Transcription factor binding distribution and properties in prokaryotes
MetadataShow full item record
The canonical model of transcriptional regulation in prokaryotes restricted binding site locations to promoter regions and suggested that the binding sequences serve as the main determinants of binding. In this dissertation, I challenge these assumptions. As a member of the TB Systems Biology Consortium, I analyzed and validated ChIP-Seq and microarray experiments for over 100 transcription factors (TFs). In order to study the transcriptional functions of predicted binding sites, I integrated binding and expression data and assigned potential regulatory roles to 20% of the binding sites. Stronger binding sites were more often associated with regulation than weaker sites, suggesting a correlation between binding strength and regulatory impact.
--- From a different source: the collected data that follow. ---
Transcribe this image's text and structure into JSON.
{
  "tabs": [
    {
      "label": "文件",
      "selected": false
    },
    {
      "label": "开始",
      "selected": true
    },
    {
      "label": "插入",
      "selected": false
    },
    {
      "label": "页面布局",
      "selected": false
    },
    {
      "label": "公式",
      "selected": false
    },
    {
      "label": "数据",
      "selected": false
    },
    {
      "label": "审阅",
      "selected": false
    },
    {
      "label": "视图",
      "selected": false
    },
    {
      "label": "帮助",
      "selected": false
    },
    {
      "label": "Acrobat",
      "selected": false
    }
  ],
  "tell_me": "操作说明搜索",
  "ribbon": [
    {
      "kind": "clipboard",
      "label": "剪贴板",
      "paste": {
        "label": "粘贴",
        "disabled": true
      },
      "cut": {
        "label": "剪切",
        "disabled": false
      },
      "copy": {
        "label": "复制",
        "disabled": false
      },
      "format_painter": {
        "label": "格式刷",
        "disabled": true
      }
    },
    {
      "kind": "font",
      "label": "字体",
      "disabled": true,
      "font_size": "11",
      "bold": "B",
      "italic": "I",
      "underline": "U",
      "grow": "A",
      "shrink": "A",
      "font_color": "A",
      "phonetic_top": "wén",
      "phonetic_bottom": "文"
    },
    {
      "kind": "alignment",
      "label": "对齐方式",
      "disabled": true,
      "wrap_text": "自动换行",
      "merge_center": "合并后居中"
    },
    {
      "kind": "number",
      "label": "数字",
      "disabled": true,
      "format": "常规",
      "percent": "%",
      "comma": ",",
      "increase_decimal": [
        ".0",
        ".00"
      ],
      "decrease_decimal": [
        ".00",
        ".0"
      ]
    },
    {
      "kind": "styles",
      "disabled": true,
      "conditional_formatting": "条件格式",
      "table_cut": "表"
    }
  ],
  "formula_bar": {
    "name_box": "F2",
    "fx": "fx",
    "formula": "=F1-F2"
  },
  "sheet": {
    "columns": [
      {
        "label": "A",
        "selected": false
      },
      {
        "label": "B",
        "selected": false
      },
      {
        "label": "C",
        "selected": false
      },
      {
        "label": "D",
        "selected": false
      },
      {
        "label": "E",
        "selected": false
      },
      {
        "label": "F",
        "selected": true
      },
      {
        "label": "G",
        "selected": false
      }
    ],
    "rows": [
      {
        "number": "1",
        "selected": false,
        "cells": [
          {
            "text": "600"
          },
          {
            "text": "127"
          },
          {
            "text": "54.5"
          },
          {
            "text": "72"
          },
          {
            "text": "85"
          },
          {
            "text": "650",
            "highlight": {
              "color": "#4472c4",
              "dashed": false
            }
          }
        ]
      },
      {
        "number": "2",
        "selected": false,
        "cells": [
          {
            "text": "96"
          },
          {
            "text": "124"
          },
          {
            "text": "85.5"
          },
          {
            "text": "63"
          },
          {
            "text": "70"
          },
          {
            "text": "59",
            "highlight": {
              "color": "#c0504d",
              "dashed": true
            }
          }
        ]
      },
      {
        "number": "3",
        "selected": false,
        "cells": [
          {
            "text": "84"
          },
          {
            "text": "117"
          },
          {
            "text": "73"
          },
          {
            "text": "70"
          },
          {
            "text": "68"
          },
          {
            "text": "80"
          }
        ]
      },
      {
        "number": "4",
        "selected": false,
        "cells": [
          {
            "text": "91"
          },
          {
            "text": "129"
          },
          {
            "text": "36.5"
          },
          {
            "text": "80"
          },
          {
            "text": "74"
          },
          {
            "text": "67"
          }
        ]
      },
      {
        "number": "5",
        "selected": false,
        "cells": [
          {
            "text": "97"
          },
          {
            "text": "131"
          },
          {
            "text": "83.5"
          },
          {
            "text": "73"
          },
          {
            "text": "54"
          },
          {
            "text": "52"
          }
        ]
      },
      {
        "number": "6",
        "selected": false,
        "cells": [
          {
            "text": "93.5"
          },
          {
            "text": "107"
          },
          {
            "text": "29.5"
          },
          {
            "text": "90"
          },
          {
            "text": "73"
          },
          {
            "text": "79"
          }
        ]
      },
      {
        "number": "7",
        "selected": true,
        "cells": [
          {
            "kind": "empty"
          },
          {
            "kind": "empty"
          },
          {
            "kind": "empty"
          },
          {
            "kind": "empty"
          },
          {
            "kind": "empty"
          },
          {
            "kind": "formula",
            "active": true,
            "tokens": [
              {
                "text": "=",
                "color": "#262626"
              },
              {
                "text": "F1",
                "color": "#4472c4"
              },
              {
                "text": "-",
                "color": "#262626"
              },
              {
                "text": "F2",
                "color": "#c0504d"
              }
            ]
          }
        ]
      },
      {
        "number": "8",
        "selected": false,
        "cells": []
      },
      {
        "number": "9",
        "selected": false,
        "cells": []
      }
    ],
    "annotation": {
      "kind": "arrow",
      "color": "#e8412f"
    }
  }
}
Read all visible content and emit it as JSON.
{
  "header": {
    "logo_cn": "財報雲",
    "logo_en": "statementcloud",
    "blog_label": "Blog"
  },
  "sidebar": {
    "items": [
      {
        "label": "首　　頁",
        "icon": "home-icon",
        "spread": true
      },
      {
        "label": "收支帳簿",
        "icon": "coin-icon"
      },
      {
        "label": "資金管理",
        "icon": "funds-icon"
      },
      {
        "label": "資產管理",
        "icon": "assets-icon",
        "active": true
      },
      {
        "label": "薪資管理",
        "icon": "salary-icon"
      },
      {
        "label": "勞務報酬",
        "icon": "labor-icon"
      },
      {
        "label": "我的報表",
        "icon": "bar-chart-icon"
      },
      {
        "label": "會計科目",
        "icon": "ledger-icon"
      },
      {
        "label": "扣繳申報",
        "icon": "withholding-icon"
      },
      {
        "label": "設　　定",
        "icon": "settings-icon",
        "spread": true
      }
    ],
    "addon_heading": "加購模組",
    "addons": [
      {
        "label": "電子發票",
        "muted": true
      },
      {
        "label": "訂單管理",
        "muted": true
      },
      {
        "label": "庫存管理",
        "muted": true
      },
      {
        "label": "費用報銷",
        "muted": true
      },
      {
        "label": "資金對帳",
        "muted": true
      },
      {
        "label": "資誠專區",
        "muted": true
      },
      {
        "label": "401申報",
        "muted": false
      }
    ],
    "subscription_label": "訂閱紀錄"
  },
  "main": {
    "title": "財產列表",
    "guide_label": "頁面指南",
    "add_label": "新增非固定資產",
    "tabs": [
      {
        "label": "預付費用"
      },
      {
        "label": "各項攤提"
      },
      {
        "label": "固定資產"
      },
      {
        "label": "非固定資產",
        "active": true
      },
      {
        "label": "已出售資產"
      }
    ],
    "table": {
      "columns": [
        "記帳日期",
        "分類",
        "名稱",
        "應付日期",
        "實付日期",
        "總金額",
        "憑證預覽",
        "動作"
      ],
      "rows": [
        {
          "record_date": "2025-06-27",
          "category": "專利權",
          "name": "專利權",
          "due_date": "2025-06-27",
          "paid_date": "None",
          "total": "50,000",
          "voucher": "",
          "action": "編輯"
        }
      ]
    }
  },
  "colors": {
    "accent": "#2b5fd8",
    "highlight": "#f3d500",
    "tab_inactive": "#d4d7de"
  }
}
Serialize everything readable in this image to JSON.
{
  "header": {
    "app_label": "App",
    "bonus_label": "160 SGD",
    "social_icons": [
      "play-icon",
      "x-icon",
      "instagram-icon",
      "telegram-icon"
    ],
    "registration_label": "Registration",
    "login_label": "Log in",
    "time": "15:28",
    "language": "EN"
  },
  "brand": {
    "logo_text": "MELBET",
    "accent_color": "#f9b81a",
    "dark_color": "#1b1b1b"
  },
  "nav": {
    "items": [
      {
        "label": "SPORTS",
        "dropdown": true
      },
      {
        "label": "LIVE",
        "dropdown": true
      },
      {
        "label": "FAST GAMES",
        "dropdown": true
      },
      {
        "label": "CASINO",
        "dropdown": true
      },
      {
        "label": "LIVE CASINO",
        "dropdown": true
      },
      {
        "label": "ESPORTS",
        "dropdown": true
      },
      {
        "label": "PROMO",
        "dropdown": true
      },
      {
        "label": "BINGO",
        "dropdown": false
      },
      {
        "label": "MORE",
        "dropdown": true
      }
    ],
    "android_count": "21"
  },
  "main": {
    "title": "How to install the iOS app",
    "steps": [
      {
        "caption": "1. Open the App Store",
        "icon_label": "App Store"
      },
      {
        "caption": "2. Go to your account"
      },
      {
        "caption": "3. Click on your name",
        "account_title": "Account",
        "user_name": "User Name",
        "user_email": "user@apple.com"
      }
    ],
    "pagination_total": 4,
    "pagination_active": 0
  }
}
Seventy-six percent of the sites fell into annotated coding regions and a significant proportion was assigned to regulatory functions. To study the importance of binding sequences, I compared experimental sites with computational motif predictions. Although a conservative binding motif was found for most TFs, only a fraction of the observed motifs appeared bound in the experiment. Some low-affinity binding sites appeared occupied by the corresponding TF while many high-affinity binding sites were not. Interestingly, I found exactly the same nucleotide sequences (up to 15 residues long) bound in one area of the genome but not bound in another area, pointing to DNA accessibility as an important factor for in vivo binding. To investigate the evolutionary conservation of binding-site occupancy, sequence, and transcriptional impact, I analyzed ChIP-Seq and expression experiments for five conserved TFs for two-to-four Mycobacterial relatives. The regulon composition showed significantly less conservation than expected from the overall gene conservation level across Mycobacteria. Despite expectations, sequence conservation did not serve as a good indicator of whether or not a computationally predicted motif was bound experimentally; and in some cases, a fully conserved motif was bound in one relative but not in the other. Conservation of genic binding sites was higher than expected from the random model, adding to the evidence that at least some genic sites are functional. Understanding the evolutionary story of binding sites allowed me to explain unusual site configurations, some of which indicated a role for DNA looping.